Esta tendencia responde a una demanda creciente de las familias canarias, que buscan fórmulas para garantizar la asistencia profesional sin que ello suponga un desarraigo del entorno afectivo y físico del usuario. La clave de este enfoque reside en la personalización de los servicios, donde la figura del cuidador trasciende la mera asistencia técnica para convertirse en un facilitador de la autonomía. El objetivo es que el paciente mantenga sus hábitos, desde la dieta tradicional —basada en productos locales— hasta sus rutinas de socialización, lo cual, según los expertos en gerontología, resulta determinante para ralentizar el deterioro cognitivo y mejorar el estado anímico.

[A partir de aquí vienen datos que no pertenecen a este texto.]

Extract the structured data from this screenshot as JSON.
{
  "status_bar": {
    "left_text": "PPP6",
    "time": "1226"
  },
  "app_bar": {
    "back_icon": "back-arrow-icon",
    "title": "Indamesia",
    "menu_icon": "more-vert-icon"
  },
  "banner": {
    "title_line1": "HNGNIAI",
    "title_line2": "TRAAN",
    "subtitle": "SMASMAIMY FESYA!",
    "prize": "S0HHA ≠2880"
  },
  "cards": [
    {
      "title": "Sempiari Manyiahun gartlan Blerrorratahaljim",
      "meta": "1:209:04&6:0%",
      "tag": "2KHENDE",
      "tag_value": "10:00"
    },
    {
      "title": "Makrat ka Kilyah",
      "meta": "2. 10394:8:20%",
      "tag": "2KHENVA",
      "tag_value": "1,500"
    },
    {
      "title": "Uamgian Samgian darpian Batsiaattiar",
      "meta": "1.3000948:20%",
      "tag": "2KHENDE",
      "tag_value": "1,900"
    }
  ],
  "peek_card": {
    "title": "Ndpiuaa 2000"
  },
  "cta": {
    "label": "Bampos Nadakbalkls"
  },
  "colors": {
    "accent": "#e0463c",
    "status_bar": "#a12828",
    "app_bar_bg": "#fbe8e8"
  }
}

En el marco de la reciente celebración del Día de Canarias, este modelo cobra especial relevancia al poner el foco en la idiosincrasia isleña. La empresa, que opera desde su sede en la calle Nava y Grimón, 17, en San Cristóbal de La Laguna, subraya que la gestión del cuidado debe adaptarse a la realidad de cada hogar y no a la inversa. Para aquellas familias que requieran información sobre este tipo de acompañamiento, la entidad ha habilitado el número de teléfono 822 05 47 89 como canal de asesoramiento personalizado.
La relevancia de este enfoque no es menor si se considera el contexto demográfico actual en España, donde el envejecimiento poblacional exige soluciones que combinen la sostenibilidad del sistema de cuidados con el derecho a la autodeterminación de las personas mayores. Al integrar el acompañamiento en las actividades cotidianas, se busca mitigar el aislamiento social, un factor de riesgo crítico en la tercera edad, permitiendo que el individuo mantenga su conexión con el entorno y su sentido de pertenencia, elementos que, en última instancia, definen la calidad de vida en esta etapa vital.